中国のスマートフォン大手、小米(シャオミ)が9月1日に電気自動車(EV)事業を手掛ける新会社「小米汽車」を設立したと発表した。既にEV工場の建設に向けた交渉に入っているという。2021年3月にEV事業への参入を発表し、わずか半年で工場建設の手前までたどり着いたシャオミにどんな勝算があるのか。

2020年8月、シャオミの「次の10年」について演説した雷軍董事長兼CEO
2020年8月、シャオミの「次の10年」について演説した雷軍董事長兼CEO

 シャオミが北京で設立した小米汽車の資本金は100億元(約1700億円)で、雷軍董事長兼最高経営責任者(CEO)が新会社のトップを兼任する。今後10年間で100億米ドル(約1兆1000億円)を投資する計画を明らかにした。

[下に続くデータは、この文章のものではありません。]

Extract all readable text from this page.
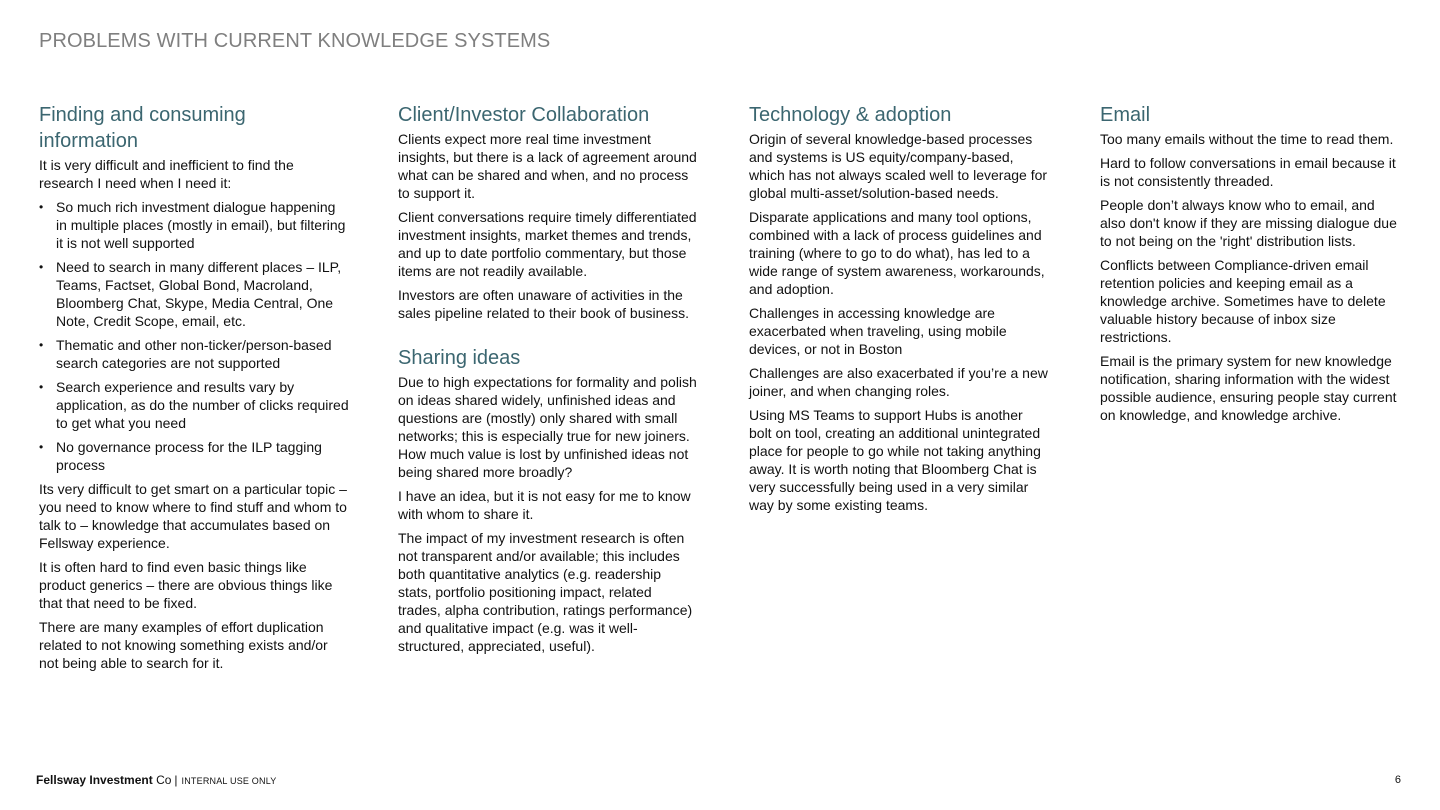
PROBLEMS WITH CURRENT KNOWLEDGE SYSTEMS
Finding and consuming information

It is very difficult and inefficient to find the research I need when I need it:

• So much rich investment dialogue happening in multiple places (mostly in email), but filtering it is not well supported
• Need to search in many different places – ILP, Teams, Factset, Global Bond, Macroland, Bloomberg Chat, Skype, Media Central, One Note, Credit Scope, email, etc.
• Thematic and other non-ticker/person-based search categories are not supported
• Search experience and results vary by application, as do the number of clicks required to get what you need
• No governance process for the ILP tagging process

Its very difficult to get smart on a particular topic – you need to know where to find stuff and whom to talk to – knowledge that accumulates based on Fellsway experience.

It is often hard to find even basic things like product generics – there are obvious things like that that need to be fixed.

There are many examples of effort duplication related to not knowing something exists and/or not being able to search for it.

Client/Investor Collaboration

Clients expect more real time investment insights, but there is a lack of agreement around what can be shared and when, and no process to support it.

Client conversations require timely differentiated investment insights, market themes and trends, and up to date portfolio commentary, but those items are not readily available.

Investors are often unaware of activities in the sales pipeline related to their book of business.

Sharing ideas

Due to high expectations for formality and polish on ideas shared widely, unfinished ideas and questions are (mostly) only shared with small networks; this is especially true for new joiners. How much value is lost by unfinished ideas not being shared more broadly?

I have an idea, but it is not easy for me to know with whom to share it.

The impact of my investment research is often not transparent and/or available; this includes both quantitative analytics (e.g. readership stats, portfolio positioning impact, related trades, alpha contribution, ratings performance) and qualitative impact (e.g. was it well-structured, appreciated, useful).

Technology & adoption

Origin of several knowledge-based processes and systems is US equity/company-based, which has not always scaled well to leverage for global multi-asset/solution-based needs.

Disparate applications and many tool options, combined with a lack of process guidelines and training (where to go to do what), has led to a wide range of system awareness, workarounds, and adoption.

Challenges in accessing knowledge are exacerbated when traveling, using mobile devices, or not in Boston

Challenges are also exacerbated if you’re a new joiner, and when changing roles.

Using MS Teams to support Hubs is another bolt on tool, creating an additional unintegrated place for people to go while not taking anything away. It is worth noting that Bloomberg Chat is very successfully being used in a very similar way by some existing teams.

Email

Too many emails without the time to read them.

Hard to follow conversations in email because it is not consistently threaded.

People don’t always know who to email, and also don't know if they are missing dialogue due to not being on the 'right' distribution lists.

Conflicts between Compliance-driven email retention policies and keeping email as a knowledge archive. Sometimes have to delete valuable history because of inbox size restrictions.

Email is the primary system for new knowledge notification, sharing information with the widest possible audience, ensuring people stay current on knowledge, and knowledge archive.

Fellsway Investment Co | INTERNAL USE ONLY	6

 EV工場の建設をめぐり、シャオミは第一汽車の本拠地である吉林省長春市や、湖北省武漢市の政府と交渉を続けている。北京ボルクヴァルトや北京現代の工場取得に向けて動いているとの報道もあった。厚待遇で500人規模のエンジニアを集め、自動運転の「レベル4」(特定の条件下で運転を完全自動化する)技術の研究開発にも力を入れている。

 ガソリンエンジン車からEVへの移行によってクルマの内部構造が大きく変化する中、電子機器製造の台湾・鴻海(ホンハイ)精密工業がEV事業への参入準備を進めているほか、米アップルは「アップルカー」の生産に向けて複数の自動車メーカーと交渉しているとされる。そこにシャオミも加わり、クルマの「スマホ化」の動きが加速しそうだ。

シャオミがEV事業参入を急ぐ理由は……

 そもそも、なぜシャオミがEV事業に参入するのだろうか。雷軍CEOが決意を固めた理由として以下の3点が考えられる。

 第1に、スマホ市場の競争環境の変化だ。スマホ市場でシャオミが競うアップル、中国・華為技術(ファーウェイ)、韓国サムスン電子はいずれもEV関連の事業に乗り出している。アップルは前述の通りEV事業への進出を計画しているとされる。ファーウェイは車載電子技術や自動運転技術の開発に力を入れるほか、中国大手自動車メーカーの長安汽車とEVの新ブランドを立ち上げる予定だ。サムスン電子はグループ会社に車載電池大手のサムスンSDIを持つほか、米自動車部品大手ハーマン・インターナショナルを傘下に収めた。サムスン電子がEV市場に進出するとの観測は絶えない。